I got into the habit of opening my life to my journal writing during those early times of turmoil. It was a way for me to record and explore my pains as well as my joys. It was truly cathartic. I was often able to wash off the sludge of dread from something worth saving and polishing. This process of looking deeply and cleansing proceeds today. It has become especially important for me as I have aged. Age drags one into a phase of life that is barely perceptible when one is living through the 20's, 30's, 40's, and 50's. It isn't until one turns around and discovers all the children gone from the house and one's career at an end that it becomes a solid reality. We know that we age every day but we don't "feel" old until mid-life has moved behind us into the past. Writing inevitably gets us in touch with this feeling of being someone who is experiencing a life moving from one present moment to the next. Writing slows us down in our lives and asks us to look, to notice where we are in the ever-changing landscape of what we are experiencing. In the aging process, it is an aid in understanding death's encroaching presence in life.

Writing exposes us to ourselves. It makes us curious about who we are on a regular basis. Who we are is one of the most complicated and fraught questions we can ask ourselves. "Who am I?" "What am I here for?" "How shall I live my life?" These are the questions that arise for us in our writing. One could think of them as the pivotal questions in everything written. They are the questions we address directly or indirectly in all formats. Name any category of writing and those questions will be looking at you or lurking within the structures of the writing. Your own writing will emerge from them. Others' writing will challenge you to address them in what they have written. All writing is about the human experience, whether draped in fictional dress, philosophical pomp, or historical fires still burning. We know ourselves and others by the writing we do and the writing we read.

It has never been enough for me to just write and walk away. It has been important for me to digest the experiences of loss, sorrows, and delight to find the light for the path ahead. It is in writing that I have found the resolve to attempt what I cowered from or to see that my cowering has a useful reality for me. It is in writing that my most frightful demons have lost some of their power. It is in writing that I am challenged to find new words for emotions and it is in writing that my fingers untwist and my brain becomes less tangled. I find new ways to appreciate how embodied I am in my own life. I find connections and overlapping spheres of shared energy. I become aware that I do not stand alone but share vulnerabilities and difficulties with a larger community. Writing helps us feel less alone in a world all too fragmented and disconnected.

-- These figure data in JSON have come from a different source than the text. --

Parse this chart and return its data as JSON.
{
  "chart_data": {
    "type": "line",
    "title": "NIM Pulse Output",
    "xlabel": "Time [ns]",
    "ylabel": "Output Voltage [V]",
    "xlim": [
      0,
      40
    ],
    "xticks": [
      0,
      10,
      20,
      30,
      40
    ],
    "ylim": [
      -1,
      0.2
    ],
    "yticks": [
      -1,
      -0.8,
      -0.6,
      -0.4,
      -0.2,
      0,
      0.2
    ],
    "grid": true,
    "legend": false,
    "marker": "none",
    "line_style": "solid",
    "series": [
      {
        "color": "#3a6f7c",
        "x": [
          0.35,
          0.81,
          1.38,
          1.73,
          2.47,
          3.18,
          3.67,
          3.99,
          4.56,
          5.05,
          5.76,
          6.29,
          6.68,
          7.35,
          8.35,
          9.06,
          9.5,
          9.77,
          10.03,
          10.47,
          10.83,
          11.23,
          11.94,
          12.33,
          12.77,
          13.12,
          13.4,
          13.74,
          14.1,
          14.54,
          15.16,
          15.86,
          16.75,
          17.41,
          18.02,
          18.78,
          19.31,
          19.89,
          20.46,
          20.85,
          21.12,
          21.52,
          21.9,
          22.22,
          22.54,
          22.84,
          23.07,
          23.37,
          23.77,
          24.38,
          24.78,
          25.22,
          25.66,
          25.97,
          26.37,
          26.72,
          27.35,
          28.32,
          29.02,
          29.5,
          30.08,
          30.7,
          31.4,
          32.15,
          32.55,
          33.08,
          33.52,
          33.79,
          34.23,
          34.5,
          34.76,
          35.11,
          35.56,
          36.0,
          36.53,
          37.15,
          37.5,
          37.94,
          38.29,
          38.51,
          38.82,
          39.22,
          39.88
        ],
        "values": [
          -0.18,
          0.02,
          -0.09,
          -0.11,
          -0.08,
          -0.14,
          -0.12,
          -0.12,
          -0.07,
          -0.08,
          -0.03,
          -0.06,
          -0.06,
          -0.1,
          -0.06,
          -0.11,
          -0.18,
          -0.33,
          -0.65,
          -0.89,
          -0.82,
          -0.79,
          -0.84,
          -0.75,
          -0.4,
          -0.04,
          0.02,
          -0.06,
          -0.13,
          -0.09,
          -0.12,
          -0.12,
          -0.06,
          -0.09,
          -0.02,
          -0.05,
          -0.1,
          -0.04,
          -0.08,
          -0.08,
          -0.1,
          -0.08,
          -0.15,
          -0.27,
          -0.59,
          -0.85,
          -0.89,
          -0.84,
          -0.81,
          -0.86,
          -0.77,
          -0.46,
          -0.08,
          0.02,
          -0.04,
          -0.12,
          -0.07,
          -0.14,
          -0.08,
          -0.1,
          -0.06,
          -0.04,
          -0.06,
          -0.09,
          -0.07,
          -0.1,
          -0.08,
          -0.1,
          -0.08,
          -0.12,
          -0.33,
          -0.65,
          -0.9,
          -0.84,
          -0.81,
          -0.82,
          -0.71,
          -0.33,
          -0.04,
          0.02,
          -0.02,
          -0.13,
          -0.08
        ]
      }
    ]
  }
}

My journal writing has gone on for many decades now but I still find myself saying "I should write a book." The noble effort of writing a book consolidates one's accumulated experiences and insights. It synthesizes and concentrates one's mental life on a deeper task of understanding and being understood. I believe all writing is autobiographical in the way the writer picks the subject, the actors, the actors' names, the circumstances of architecture and landscape, and the timeline of action. The elements of a work might not be the same as the writer's life, but they are products of his/her mental life. It is the exploration of the mental life that brings a work to life. How does the work reflect the mind of the writer and how do we reflect the work in our lives? The shared experience of writer and reader grows into a larger community of like-minded souls. Isn't this why we write? Isn't it to explore our own humanity and see how it synchronizes with that of every soul on the planet? Isn't it to find the universal in personal experience? Isn't it to feel less alone and isolated in a universe of cold limitlessness?

Everyone should write a book. Or, maybe, just a journal entry when life's puzzles are too puzzling.